7. Il ressort des pièces du dossier que M. B… n’établit pas résider habituellement en France depuis plus de dix ans, que s’il exerce ponctuellement les fonctions de manutentionnaire, chauffeur ou déménageur il n’exercice pas d’activité professionnelle stable et, qu’enfin, rien ne s’oppose à ce que sa cellule familiale composée de sa compagne de nationalité algérienne et de ses deux enfants de même nationalité, se reconstitue dans son pays d’origine ou en Espagne où il détient un titre de séjour en cours de validité. Par ailleurs, il ne peut utilement se prévaloir de la circulaire du 28 novembre 2012 relative à l’admission exceptionnelle au séjour des ressortissants étrangers en situation irrégulière, qui se borne à énoncer des orientations générales destinées à éclairer les préfets dans l’exercice de leur pouvoir de régularisation, sans les priver de leur pouvoir d’appréciation.
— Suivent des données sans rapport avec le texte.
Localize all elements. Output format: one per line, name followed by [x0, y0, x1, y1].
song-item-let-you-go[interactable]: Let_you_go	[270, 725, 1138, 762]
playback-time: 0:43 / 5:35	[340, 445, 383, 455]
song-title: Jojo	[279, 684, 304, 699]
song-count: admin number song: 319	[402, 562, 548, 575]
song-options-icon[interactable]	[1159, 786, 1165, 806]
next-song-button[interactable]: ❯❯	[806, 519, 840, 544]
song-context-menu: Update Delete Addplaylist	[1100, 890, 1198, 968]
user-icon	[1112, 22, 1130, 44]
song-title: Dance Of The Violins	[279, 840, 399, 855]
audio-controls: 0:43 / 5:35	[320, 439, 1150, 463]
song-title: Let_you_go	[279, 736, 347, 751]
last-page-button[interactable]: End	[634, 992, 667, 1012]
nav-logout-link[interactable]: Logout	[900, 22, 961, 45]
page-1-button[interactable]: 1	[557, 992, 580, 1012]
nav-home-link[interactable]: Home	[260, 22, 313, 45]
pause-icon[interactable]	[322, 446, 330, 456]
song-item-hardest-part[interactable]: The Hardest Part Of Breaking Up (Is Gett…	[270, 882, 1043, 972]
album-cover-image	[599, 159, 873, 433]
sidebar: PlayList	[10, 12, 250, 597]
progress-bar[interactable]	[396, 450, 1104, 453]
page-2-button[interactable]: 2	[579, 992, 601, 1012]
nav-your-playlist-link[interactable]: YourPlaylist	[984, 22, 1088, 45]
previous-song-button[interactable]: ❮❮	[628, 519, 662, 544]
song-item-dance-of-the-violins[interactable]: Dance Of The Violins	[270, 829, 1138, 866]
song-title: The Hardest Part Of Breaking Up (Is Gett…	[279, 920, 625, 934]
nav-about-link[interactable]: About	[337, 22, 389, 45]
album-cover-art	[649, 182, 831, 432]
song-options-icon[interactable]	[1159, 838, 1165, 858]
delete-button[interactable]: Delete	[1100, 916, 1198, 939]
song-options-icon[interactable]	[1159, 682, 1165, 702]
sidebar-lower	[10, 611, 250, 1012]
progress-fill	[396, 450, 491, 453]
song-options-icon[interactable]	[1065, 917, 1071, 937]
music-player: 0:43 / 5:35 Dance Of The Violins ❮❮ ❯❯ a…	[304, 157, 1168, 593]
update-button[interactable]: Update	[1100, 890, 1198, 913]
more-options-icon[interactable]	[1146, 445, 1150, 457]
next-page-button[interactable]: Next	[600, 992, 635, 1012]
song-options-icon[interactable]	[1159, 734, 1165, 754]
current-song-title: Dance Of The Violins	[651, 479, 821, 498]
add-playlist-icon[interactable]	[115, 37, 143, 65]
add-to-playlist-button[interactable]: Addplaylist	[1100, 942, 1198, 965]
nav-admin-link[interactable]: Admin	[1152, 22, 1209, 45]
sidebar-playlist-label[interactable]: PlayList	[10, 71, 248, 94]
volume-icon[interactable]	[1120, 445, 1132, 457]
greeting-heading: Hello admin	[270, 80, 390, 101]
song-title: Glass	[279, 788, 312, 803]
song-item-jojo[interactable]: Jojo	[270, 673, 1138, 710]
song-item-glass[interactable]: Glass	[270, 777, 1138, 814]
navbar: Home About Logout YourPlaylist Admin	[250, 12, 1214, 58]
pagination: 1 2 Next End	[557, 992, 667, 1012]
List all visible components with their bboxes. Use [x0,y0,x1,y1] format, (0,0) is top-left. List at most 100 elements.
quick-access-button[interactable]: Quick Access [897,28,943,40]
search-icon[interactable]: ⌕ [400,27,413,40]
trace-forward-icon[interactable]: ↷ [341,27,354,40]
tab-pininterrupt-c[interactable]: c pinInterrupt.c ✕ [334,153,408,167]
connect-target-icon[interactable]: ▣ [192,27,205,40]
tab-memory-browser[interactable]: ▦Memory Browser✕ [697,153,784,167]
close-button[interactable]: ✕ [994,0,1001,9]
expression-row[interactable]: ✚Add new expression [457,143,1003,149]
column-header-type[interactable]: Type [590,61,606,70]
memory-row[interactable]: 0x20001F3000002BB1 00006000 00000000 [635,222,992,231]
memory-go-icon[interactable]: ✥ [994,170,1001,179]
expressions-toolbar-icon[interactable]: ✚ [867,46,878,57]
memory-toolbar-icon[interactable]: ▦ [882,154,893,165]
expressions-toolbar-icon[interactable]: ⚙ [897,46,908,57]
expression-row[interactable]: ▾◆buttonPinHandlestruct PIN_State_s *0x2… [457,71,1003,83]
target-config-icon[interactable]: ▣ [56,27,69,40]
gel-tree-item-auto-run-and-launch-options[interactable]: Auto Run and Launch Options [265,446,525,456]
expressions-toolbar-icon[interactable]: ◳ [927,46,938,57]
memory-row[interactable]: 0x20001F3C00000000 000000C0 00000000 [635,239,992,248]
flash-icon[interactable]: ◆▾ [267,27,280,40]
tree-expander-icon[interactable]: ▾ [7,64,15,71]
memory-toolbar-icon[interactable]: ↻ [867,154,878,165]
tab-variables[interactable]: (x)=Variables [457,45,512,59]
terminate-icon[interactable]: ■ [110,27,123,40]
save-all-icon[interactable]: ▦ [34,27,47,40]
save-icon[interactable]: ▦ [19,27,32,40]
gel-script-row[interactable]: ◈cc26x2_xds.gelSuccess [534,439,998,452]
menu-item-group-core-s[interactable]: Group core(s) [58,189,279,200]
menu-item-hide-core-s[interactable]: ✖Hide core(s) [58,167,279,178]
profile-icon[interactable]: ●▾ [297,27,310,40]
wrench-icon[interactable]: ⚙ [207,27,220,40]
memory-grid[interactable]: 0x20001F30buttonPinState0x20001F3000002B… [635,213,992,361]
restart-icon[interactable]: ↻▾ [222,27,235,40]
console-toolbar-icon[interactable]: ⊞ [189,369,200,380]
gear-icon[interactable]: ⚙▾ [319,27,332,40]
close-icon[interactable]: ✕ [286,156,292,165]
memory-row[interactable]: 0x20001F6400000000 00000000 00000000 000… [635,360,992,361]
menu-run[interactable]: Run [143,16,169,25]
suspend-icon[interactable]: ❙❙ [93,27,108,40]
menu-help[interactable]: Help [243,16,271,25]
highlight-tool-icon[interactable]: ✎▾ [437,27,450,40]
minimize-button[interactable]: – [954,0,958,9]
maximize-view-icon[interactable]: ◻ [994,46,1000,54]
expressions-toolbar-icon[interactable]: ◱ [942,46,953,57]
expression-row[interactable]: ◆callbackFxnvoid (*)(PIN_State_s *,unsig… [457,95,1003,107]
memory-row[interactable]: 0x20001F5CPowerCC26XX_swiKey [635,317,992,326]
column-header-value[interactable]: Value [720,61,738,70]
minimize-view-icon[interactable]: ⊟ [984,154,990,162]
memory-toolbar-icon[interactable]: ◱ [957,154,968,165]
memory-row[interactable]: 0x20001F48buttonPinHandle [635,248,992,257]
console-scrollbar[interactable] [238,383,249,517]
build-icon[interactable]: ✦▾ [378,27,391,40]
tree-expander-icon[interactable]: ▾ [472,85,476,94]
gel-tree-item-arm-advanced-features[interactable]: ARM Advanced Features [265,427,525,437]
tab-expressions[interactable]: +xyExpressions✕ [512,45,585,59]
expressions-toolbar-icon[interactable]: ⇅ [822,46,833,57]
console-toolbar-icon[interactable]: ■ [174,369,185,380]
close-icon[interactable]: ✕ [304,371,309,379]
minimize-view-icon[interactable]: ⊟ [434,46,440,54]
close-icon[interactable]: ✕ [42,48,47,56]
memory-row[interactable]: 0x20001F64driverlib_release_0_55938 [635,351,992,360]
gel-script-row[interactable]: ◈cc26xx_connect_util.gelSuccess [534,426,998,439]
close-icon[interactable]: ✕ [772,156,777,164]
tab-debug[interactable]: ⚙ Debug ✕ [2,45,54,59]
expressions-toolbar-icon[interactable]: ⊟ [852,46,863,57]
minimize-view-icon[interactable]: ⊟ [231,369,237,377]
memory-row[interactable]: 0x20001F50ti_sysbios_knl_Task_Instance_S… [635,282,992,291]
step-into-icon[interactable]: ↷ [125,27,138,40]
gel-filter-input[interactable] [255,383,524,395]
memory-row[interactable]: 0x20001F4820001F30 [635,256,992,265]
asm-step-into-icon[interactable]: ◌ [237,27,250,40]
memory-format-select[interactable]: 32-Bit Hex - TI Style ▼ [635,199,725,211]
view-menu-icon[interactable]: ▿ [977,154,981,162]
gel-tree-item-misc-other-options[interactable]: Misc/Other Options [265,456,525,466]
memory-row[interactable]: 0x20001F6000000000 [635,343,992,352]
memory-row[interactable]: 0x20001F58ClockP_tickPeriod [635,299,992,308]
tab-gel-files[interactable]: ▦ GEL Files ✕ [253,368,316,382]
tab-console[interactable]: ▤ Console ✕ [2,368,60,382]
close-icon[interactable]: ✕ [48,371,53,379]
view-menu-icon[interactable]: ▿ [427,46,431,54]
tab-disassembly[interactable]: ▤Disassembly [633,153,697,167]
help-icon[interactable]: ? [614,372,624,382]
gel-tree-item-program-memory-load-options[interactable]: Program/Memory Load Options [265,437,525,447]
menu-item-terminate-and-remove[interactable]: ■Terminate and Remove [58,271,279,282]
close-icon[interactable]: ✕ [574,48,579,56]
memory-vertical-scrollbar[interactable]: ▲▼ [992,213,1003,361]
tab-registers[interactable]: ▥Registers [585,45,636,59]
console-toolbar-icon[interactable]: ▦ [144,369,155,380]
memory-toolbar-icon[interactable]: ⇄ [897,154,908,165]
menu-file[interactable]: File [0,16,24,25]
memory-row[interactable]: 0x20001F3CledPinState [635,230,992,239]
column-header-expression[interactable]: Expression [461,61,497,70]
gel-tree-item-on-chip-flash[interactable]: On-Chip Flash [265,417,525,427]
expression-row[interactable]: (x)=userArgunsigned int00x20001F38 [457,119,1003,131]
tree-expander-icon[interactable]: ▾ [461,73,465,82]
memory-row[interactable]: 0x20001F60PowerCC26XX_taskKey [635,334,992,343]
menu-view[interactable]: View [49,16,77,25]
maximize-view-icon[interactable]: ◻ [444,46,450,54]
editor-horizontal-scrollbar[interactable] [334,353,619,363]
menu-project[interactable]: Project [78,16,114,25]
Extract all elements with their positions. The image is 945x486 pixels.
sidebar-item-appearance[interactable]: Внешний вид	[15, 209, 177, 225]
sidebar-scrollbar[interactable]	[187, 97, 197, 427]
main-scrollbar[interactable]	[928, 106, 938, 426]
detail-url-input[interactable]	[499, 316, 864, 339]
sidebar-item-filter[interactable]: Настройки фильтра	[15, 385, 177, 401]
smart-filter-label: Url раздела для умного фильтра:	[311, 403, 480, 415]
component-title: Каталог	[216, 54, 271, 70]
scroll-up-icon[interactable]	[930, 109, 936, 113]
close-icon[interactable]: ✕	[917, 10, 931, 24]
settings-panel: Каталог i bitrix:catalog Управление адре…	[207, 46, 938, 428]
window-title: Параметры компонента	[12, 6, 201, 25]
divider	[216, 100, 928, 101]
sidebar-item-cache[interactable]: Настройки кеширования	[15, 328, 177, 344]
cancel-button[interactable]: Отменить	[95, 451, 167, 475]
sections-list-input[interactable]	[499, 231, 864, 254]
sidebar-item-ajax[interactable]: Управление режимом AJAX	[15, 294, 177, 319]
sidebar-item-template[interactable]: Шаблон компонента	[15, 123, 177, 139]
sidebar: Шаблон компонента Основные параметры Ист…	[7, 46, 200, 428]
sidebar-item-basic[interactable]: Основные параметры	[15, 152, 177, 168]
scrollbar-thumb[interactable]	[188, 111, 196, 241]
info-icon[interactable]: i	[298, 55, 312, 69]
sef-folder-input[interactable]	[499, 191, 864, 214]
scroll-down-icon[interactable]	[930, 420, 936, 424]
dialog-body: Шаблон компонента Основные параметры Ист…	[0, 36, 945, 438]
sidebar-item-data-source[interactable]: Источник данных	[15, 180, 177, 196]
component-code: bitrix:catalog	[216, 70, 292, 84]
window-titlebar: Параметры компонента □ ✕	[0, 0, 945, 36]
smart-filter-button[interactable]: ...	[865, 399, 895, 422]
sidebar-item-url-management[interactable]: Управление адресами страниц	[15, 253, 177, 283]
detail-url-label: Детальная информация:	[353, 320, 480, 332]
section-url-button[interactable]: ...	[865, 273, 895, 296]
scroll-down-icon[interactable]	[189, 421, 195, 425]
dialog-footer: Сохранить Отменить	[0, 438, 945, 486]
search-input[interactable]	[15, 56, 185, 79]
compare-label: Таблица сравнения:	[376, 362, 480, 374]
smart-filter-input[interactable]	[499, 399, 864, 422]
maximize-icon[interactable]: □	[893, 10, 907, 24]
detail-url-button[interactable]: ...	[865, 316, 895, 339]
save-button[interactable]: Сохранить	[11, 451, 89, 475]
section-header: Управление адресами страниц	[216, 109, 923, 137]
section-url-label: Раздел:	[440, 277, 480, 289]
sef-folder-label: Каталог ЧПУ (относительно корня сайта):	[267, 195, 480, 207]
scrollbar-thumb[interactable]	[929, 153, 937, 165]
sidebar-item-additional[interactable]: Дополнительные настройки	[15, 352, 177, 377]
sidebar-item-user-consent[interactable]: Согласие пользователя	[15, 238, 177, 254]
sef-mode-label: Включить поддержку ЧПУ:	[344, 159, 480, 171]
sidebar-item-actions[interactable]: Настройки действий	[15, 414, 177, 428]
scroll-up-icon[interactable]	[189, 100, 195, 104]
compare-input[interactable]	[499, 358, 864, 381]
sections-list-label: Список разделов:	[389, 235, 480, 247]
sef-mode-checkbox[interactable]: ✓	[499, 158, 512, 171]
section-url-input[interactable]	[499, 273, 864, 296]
Par suite, la décision attaquée ne méconnait pas les stipulations de l’article 6-5 de l’accord franco-algérien, ni l’article 8 de la convention européenne de sauvegarde des droits de l’homme et des libertés fondamentales et n’est pas entachée d’erreur manifeste d’appréciation.
8. Aux termes de l’article 3-1 de la convention internationale des droits de l’enfant du 26 janvier 1990 : « Dans toutes les décisions qui concernent les enfants, qu’elles soient le fait d’institutions publiques ou privées de protection sociale, des tribunaux, des autorités administratives ou des organes législatifs, l’intérêt supérieur de l’enfant doit être une considération primordiale ».
9. Pour les mêmes motifs que ceux mentionnés au point 7, aucun obstacle ne s’oppose à ce que M. B… s’établisse en Espagne ou en Algérie avec sa compagne et ses deux enfants. Dès lors, il n’est pas fondé à soutenir que la décision en litige méconnaitrait les stipulations de l’article 3-1 de la convention internationale relatives aux droits de l’enfant.
10. Il résulte de tout ce qui précède que les conclusions aux fins d’annulation présentées par M. B… doivent être rejetées ainsi que, par voie de conséquence, ses conclusions aux fins d’injonction et ses conclusions présentées sur le fondement de l’article L. 761-1 du code de justice administrative.
D E C I D E:
Article 1er : La requête de M. B… est rejetée.
Article 2 : Le présent jugement sera notifié à M. A… B… et au préfet de police.
Délibéré après l’audience du 29 septembre 2025, à laquelle siégeaient :
M. Séval, président,
M. Errera, premier conseiller,
Mme Benhamou, conseillère.
Rendu public par mise à disposition au greffe le 13 octobre 2025.
La rapporteure,
signé
C. BENHAMOULe président,
signé
J.-P. SEVAL
La greffière,
signé
S. LARDINOIS
La République mande et ordonne au préfet de police en ce qui le concerne ou à tous commissaires de justice à ce requis en ce qui concerne les voies de droit commun contre les parties privées, de pourvoir à l’exécution de la présente décision.